Independent Australian and global macro analysis

Thursday, June 4, 2026

Australia's trade balance returns to surplus in April

Australia's trade balance moved back into surplus in April ($1.8bn), after slipping into deficit for the first time in 8 years in March (-$1bn). Exports accelerated at their fastest pace (7.2%) since mid-2022, driven by the major commodities. That far outpaced a modest lift in imports (0.8%). Higher oil prices amid the blockade in the Strait of Hormuz saw the cost of fuel imports surge, but the capex boom in tech-related equipment eased.  



The trade balance swung from a small deficit in March (-$1bn) to a small surplus in April ($1.8bn). Across the past 3 months, the trade surplus averaged $1.9bn - its lowest since July 2018 - continuing the downward trend of the past few years.  

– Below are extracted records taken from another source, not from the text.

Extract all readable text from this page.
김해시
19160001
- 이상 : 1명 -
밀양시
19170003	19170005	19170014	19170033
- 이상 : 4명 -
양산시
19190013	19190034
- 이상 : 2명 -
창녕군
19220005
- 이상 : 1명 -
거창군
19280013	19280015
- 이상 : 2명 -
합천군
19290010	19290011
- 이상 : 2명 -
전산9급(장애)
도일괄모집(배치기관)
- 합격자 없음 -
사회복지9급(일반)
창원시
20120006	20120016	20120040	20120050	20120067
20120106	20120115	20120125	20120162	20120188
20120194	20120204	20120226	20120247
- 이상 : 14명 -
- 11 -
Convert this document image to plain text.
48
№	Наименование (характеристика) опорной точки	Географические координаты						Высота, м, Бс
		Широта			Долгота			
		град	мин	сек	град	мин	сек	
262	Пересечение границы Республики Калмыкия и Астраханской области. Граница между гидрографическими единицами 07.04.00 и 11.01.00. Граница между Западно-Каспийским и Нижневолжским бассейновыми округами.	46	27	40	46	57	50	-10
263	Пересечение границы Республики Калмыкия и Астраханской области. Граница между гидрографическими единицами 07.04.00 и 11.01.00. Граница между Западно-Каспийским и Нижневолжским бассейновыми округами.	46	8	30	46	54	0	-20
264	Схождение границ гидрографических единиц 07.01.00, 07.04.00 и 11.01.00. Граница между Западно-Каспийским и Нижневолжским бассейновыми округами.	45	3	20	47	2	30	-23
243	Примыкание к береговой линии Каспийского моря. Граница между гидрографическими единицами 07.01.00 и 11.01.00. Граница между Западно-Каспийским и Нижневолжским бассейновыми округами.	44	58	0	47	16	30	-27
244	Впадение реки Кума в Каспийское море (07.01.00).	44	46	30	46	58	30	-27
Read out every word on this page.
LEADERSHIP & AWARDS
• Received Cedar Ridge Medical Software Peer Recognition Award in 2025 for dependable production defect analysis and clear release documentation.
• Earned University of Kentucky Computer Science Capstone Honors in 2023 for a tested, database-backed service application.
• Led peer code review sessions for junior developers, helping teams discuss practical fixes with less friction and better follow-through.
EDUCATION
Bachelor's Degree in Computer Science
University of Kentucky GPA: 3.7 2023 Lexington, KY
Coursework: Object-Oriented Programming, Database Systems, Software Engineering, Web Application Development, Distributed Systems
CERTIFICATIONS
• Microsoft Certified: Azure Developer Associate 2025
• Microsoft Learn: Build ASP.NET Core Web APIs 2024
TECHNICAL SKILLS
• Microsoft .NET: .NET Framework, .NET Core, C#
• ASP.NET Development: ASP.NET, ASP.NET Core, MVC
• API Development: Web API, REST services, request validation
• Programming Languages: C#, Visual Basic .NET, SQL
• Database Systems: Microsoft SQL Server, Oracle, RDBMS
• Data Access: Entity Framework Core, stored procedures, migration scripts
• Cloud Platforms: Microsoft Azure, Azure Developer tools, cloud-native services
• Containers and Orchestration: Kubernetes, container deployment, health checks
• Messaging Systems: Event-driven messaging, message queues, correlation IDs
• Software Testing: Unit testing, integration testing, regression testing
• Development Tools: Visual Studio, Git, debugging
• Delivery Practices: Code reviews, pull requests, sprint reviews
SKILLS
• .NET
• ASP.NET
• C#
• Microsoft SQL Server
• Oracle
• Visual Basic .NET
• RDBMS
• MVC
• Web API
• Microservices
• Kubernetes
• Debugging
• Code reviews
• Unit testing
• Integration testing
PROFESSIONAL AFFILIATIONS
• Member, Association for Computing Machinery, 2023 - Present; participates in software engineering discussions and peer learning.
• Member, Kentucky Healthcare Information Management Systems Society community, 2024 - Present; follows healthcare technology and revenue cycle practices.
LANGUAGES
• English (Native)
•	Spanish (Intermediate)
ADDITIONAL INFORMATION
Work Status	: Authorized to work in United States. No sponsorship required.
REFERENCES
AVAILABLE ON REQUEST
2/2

Total exports rose by 7.2% - their fastest increase since June 2022 - to come in at $47.2bn. That saw annual growth rise to 10% from -1.9% in the year to March. The major driver of this strength came from an 11% acceleration in non-rural goods exports ($33.6bn). This reflected strong gains across the key commodities: iron ore 18.5%, coal 15.2% and LNG 2%. Details from the relase indicated these gains were linked to a step up in export volumes, rebounding weather-related disruptions, as highlighted in yesterday's National Accounts (see here).  


Imports were held to a 0.8% rise in April, in at $45.4bn for a 12-month increase of 18%. Higher oil prices due to the Middle East conflict led to fuel imports surging by a further 41.4% in April after an even larger increase in March (53.6%). Over these past two months, the cost of fuel imports has more than doubled, up 117.1%.  


Capital goods pulled back (-16.4%) after rising strongly in March (29%). The main driver was a slowdown in ADP equipment, falling 41.7% following a more than 170% surge to facilitate the data centre build-out last month.